Forty villages in Western Niger, close to the Nigerian Border.
Rainfall in this area of Niger is variable. Subsistence farmers, with no irrigation, rely entirely on the rain. When rainfall is too much or too little or at the wrong time, crops can fail and families struggle through long hungry seasons, hoping that the next year things might be better.
Right now farmers are facing a slow onset disaster as drought has affected crops and food is scarce. Families are struggling to find enough to feed their children and they are concerned for next year’s crops.
This project will focus on building food security (reliable access to food all year around), helping over 38,000 people improve their health, productivity and resilience towards future droughts and food crises.
One way the project is doing this is by providing training model farmers who will pass their knowledge onto other members of the community. By training them in techniques to help their crops survive dry spells, and supporting the construction of grain storage facilities that will protect harvested crops from insects, these communities will have much more secure sources of food for the future.

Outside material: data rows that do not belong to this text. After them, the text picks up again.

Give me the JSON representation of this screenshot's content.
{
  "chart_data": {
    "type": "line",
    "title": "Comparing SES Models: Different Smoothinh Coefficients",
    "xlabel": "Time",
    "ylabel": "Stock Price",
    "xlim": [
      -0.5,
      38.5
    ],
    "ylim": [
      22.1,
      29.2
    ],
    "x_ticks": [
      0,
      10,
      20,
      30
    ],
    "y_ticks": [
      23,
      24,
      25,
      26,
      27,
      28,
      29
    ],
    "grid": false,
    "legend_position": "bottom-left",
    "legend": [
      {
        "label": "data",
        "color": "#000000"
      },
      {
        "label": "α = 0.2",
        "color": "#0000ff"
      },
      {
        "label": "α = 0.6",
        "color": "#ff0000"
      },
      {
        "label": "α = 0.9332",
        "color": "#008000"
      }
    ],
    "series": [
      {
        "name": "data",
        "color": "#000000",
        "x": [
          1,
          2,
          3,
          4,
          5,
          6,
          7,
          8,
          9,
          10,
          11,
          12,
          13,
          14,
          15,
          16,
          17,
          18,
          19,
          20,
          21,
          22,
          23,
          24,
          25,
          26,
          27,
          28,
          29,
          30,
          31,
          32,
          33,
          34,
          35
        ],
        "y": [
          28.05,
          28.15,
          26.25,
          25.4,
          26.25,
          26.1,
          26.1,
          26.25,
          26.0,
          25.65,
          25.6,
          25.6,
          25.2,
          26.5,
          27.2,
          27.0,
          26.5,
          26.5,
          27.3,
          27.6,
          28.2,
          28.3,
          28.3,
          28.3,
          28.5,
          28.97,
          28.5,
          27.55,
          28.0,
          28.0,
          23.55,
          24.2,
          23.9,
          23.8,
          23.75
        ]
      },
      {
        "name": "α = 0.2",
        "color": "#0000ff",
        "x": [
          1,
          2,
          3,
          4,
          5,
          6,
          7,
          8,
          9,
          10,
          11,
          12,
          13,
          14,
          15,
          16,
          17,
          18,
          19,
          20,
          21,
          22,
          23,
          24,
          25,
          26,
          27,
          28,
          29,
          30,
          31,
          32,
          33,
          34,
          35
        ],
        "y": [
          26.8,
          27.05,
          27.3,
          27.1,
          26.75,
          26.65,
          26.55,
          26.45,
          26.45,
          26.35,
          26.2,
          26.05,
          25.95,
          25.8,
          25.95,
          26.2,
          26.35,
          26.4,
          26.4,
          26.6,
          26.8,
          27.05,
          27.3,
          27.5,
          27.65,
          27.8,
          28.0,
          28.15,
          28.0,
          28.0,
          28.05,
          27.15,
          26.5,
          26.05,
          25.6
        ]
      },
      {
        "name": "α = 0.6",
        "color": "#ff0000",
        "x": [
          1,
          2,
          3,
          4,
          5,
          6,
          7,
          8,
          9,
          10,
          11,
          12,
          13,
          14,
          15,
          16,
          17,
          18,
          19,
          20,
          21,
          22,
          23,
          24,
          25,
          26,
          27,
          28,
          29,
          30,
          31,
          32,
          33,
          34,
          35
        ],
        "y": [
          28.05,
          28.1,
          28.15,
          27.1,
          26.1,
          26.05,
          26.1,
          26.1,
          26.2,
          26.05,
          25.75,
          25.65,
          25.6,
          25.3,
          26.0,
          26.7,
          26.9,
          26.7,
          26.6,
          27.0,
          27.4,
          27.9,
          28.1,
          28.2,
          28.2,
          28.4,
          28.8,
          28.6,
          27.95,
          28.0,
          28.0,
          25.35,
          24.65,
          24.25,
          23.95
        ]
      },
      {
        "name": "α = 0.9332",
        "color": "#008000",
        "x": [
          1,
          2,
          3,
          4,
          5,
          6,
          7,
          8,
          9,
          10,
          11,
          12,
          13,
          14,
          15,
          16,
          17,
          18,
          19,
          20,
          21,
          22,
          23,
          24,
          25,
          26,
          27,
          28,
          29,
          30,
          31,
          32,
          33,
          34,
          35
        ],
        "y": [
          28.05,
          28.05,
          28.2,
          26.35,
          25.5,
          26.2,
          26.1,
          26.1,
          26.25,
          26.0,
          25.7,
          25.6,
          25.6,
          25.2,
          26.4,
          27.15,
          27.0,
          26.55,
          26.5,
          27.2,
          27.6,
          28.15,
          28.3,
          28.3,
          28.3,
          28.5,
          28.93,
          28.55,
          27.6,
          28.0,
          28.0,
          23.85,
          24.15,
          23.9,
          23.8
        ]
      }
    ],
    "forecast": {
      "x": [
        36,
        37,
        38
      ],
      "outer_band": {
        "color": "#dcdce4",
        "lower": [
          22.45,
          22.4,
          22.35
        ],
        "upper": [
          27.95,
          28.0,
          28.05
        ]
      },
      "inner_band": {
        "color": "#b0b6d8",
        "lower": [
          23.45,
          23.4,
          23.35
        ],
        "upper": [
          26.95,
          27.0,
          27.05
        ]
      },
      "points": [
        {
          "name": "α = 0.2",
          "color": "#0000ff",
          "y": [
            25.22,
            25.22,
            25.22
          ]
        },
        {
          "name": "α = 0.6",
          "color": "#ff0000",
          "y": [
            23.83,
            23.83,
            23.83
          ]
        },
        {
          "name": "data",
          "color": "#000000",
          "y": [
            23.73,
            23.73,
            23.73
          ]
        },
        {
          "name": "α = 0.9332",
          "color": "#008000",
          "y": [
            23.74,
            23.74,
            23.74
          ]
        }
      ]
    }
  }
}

The project is also training women to grow vegetables for their families. By using the water available wisely they can grow more food for their family, increase the nutritional value of their diet an even begin to generate an income from selling extra produce.
Another aspect of the project is to improve the health of the community through the construction of toilets and training in sanitation and hygiene. This can make a significant difference to a community saving lives and increasing productivity of workers.